Transcript

Transcript for Ann Rogers, Biographical information relating to Mormon pioneer overland travel database, 2003-2017

They spent ten weeks at sea, arriving in New Orleans about the first of April. Here they began to see strange sights and peculiar customs of the new land and suffer minor disappointments. On April 4th, the family took passage on a steamboat going up the Mississippi River bound for Council Bluffs, Iowa. Her sister Sarah married while on the ship coming over. When they reached St. Louis, she and her husband and there brother Thomas and his wife decided to stop and work there then come on later. Thomas did come on later but Sarah died that summer in child-birth. Janette also died in Wales that same year.

On the way across the ocean, a young man fell in love with Grandmother's sister Elizabeth and asked to marry her, but she refused him. One night when they were some miles beyond St. Louis, Elizabeth saw Grandmother to bed then went out on the deck of the steamer in the moonlight. There the young man found her and again asked to marry her. When she refused him, he became angry and strangled her to death. When the people on board found out about it, they Captain of the ship said, "If you men are with me, we will stop and give this girl a decent burial." They stopped at one of the lovely old plantations along the river bank and buried her under the grass and trees in the moonlight. This was one of the saddest experiences of Grandmother's life.

The family came on to Council Buffs. They arrived not long before Grandfather Snow was leaving for Utah. they bought his farm and home because the presiding Elder, Mr. Hyde, advised Great-grandfather to stay and raise grain for about two years to take to Utah as food was scarce in the Salt Lake Valley at the time. It was through this that Grandmother became acquainted with the Snow family. As her father was not very strong, the conditions they were forced to live under were too much for him and he took chills and fever and died August 1850. Grandmother was also sick with chills and fever but recovered. She and her brother Henry were now the only ones left except the step-mother and a half-sister Mary, and the brother Thomas back in St. Louis.

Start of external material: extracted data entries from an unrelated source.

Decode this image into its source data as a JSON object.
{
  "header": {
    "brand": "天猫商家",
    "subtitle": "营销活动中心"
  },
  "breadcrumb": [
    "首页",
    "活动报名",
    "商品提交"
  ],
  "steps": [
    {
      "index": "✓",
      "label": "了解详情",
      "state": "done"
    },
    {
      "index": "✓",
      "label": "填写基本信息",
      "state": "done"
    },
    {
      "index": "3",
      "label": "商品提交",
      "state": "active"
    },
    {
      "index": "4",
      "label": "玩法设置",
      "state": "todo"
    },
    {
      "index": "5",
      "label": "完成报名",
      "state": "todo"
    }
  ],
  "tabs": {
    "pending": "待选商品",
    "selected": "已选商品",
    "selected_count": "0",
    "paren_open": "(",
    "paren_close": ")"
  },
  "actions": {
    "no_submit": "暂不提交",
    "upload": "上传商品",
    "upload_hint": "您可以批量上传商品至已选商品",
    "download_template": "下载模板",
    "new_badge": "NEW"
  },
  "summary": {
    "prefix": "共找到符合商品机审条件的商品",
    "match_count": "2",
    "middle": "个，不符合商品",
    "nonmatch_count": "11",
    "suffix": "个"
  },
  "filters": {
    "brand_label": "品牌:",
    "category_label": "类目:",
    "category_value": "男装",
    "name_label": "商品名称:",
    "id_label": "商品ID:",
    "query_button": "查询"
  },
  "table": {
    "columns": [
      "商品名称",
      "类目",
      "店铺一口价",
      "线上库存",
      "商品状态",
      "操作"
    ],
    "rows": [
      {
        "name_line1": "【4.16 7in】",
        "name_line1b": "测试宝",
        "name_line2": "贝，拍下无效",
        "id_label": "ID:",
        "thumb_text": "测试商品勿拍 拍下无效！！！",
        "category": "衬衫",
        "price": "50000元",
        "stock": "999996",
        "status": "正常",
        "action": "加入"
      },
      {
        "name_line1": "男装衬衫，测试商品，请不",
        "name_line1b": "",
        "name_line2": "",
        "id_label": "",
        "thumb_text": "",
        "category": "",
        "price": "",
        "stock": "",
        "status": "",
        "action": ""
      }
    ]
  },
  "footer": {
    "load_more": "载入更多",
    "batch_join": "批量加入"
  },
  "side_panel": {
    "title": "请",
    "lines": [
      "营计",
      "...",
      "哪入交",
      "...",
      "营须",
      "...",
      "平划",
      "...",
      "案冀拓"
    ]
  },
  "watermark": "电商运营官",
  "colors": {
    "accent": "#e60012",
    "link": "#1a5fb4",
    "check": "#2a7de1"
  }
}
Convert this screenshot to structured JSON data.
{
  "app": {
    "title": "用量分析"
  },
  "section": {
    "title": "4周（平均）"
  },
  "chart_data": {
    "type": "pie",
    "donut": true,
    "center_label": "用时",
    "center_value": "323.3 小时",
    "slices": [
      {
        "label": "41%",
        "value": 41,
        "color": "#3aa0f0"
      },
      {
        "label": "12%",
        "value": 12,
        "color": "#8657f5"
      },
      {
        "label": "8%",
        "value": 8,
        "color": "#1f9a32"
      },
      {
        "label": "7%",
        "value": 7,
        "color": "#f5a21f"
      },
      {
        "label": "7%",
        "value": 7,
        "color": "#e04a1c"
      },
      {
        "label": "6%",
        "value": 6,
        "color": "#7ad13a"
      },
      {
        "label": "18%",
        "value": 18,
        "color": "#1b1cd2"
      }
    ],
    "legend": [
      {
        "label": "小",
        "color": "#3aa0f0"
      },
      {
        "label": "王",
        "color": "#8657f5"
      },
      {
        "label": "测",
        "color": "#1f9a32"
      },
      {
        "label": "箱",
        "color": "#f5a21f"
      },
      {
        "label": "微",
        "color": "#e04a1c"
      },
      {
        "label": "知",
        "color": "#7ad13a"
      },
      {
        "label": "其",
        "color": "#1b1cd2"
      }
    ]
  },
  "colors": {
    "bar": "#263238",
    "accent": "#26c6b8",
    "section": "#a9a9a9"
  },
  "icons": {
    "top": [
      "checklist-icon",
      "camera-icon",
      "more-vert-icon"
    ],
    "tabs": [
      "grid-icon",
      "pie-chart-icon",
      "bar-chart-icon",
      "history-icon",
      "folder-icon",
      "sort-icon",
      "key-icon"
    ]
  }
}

The step-mother was very overbearing and hard to get along with. Henry and Grandmother longed to get away from her. Shortly after this, Henry got a chance to hire out to a man who was going to California. With a sad heart, Grandmother bad him goodbye. After he reached California, he wrote to her and Uncle Thomas several times and they answered. Finally Grandmother said she got to the place where she didn't have means enough to buy a stamp and paper so she stopped writing. She never heard from him again. Later they learned of some freighters in California that had been killed by the Indians and they always thought that likely he was one of them.

The step-mother now decided to go on to Utah. She and a man, that had a wife but no children, bought a covered wagon, a yoke of oxen and a cow together and started out for Utah with a company of saints. They hadn't gone far when the stepmother quarreled with the man, and she made him cut the wagon in two so that each had a two-wheeled cart and an oxen to make the journey with. Grandmother walked and drove the oxen the rest of the way across the plains. 

After weeks of plodding over rough dusty roads exposed to all kinds of weather, they finally neared the Salt Lake Valley. Grandmother's wagon was the last in the train. When they were still miles outside of the valley, a wheel collapsed. She left the step-mother and sister Mary, and in her own words she said, "I walked a foot and alone in a snow storm into Slat Lake Valley to get help." when she got there, she met a man on the streets and told him of the plight she was in. He asked her if she knew anyone in the valley. She told him that she had known the Snows in Council Bluffs. So he took her there and some of the men went out and helped them. Out of the family of eight that had left Wales, she was the first to reach Salt Lake, in fact she was the only one of her own family except Uncle Thomas who moved out later.